CharAlphabet#
- class CharAlphabet(chars: Sequence[str | bytes], gap: str | None = None, missing: str | None = None)#
representing fundamental monomer character sets.
- Attributes:
- gap_char
- gap_index
- missing_char
- missing_index
- moltype
- motif_len
- num_canonical
Methods
array_to_bytes
(seq)returns seq as a byte string
as_bytes
()returns self as a byte string
convert_seq_array_to
(*, alphabet, seq[, ...])converts a numpy array with indices from self to other
count
(value, /)Return number of occurrences of value.
from_rich_dict
(data)returns an instance from a serialised dictionary
get_kmer_alphabet
(k[, include_gap])returns kmer alphabet with words of size k
get_subset
(motif_subset[, excluded])Returns a new Alphabet object containing a subset of motifs in self.
index
(value[, start, stop])Return first index of value.
to_json
()returns a serialisable string
to_rich_dict
([for_pickle])returns a serialisable dictionary
with_gap_motif
([gap_char, missing_char, ...])returns new monomer alphabet with gap and missing characters added
from_indices
get_motif_len
get_word_alphabet
is_valid
to_indices
Notes
Provides methods for efficient conversion between characters and integers from fundamental types of strings, bytes and numpy arrays.
- array_to_bytes(seq: ndarray) bytes #
returns seq as a byte string
- as_bytes() bytes #
returns self as a byte string
- convert_seq_array_to(*, alphabet: Self, seq: ndarray, check_valid: bool = True) ndarray #
converts a numpy array with indices from self to other
- Parameters:
- alphabet
alphabet to convert to
- seq
ndarray of uint8 integers
- check_valid
validates both input and out sequences are valid for self and other respectively.
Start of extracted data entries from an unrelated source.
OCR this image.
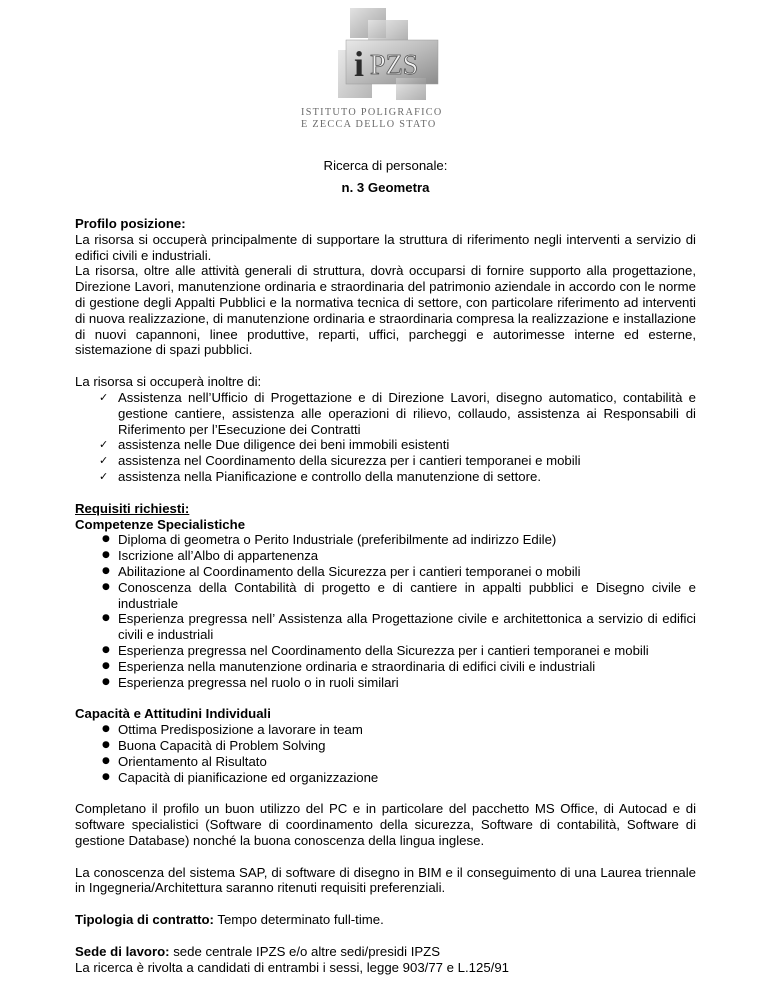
i PZS
ISTITUTO POLIGRAFICO
E ZECCA DELLO STATO
Ricerca di personale:
n. 3 Geometra

Profilo posizione:

La risorsa si occuperà principalmente di supportare la struttura di riferimento negli interventi a servizio di edifici civili e industriali.

La risorsa, oltre alle attività generali di struttura, dovrà occuparsi di fornire supporto alla progettazione, Direzione Lavori, manutenzione ordinaria e straordinaria del patrimonio aziendale in accordo con le norme di gestione degli Appalti Pubblici e la normativa tecnica di settore, con particolare riferimento ad interventi di nuova realizzazione, di manutenzione ordinaria e straordinaria compresa la realizzazione e installazione di nuovi capannoni, linee produttive, reparti, uffici, parcheggi e autorimesse interne ed esterne, sistemazione di spazi pubblici.

La risorsa si occuperà inoltre di:

✓ Assistenza nell’Ufficio di Progettazione e di Direzione Lavori, disegno automatico, contabilità e gestione cantiere, assistenza alle operazioni di rilievo, collaudo, assistenza ai Responsabili di Riferimento per l’Esecuzione dei Contratti
✓ assistenza nelle Due diligence dei beni immobili esistenti
✓ assistenza nel Coordinamento della sicurezza per i cantieri temporanei e mobili
✓ assistenza nella Pianificazione e controllo della manutenzione di settore.

Requisiti richiesti:

Competenze Specialistiche

● Diploma di geometra o Perito Industriale (preferibilmente ad indirizzo Edile)
● Iscrizione all’Albo di appartenenza
● Abilitazione al Coordinamento della Sicurezza per i cantieri temporanei o mobili
● Conoscenza della Contabilità di progetto e di cantiere in appalti pubblici e Disegno civile e industriale
● Esperienza pregressa nell’ Assistenza alla Progettazione civile e architettonica a servizio di edifici civili e industriali
● Esperienza pregressa nel Coordinamento della Sicurezza per i cantieri temporanei e mobili
● Esperienza nella manutenzione ordinaria e straordinaria di edifici civili e industriali
● Esperienza pregressa nel ruolo o in ruoli similari

Capacità e Attitudini Individuali

● Ottima Predisposizione a lavorare in team
● Buona Capacità di Problem Solving
● Orientamento al Risultato
● Capacità di pianificazione ed organizzazione

Completano il profilo un buon utilizzo del PC e in particolare del pacchetto MS Office, di Autocad e di software specialistici (Software di coordinamento della sicurezza, Software di contabilità, Software di gestione Database) nonché la buona conoscenza della lingua inglese.

La conoscenza del sistema SAP, di software di disegno in BIM e il conseguimento di una Laurea triennale in Ingegneria/Architettura saranno ritenuti requisiti preferenziali.

Tipologia di contratto: Tempo determinato full-time.

Sede di lavoro: sede centrale IPZS e/o altre sedi/presidi IPZS

La ricerca è rivolta a candidati di entrambi i sessi, legge 903/77 e L.125/91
Validation failure raises an AlphabetError.
- Returns:
- the indices of characters in common between self and other
- are swapped
- count(value, /)#
Return number of occurrences of value.
- from_indices(seq: str | bytes | ndarray) str #
- from_indices(seq: str) str
- from_indices(seq: bytes) str
- from_indices(seq: ndarray) str
- classmethod from_rich_dict(data: dict) Self #
returns an instance from a serialised dictionary
- property gap_char: str | None#
- property gap_index: int | None#
- get_kmer_alphabet(k: int, include_gap: bool = True) KmerAlphabet #
returns kmer alphabet with words of size k
- Parameters:
- k
word size
- include_gap
if True, and self.gap_char, we set KmerAlphabet.gap_char = self.gap_char * k
Notes
If self.missing_char is present, it is included in the new alphabet as missing_char * k
- get_motif_len() int #
- get_subset(motif_subset: Sequence[str | bytes], excluded: bool = False) Self #
Returns a new Alphabet object containing a subset of motifs in self.
Raises an exception if any of the items in the subset are not already in self.
- get_word_alphabet(k: int, include_gap: bool = True) KmerAlphabet #
- index(value, start=0, stop=sys.maxsize, /)#
Return first index of value.
Raises ValueError if the value is not present.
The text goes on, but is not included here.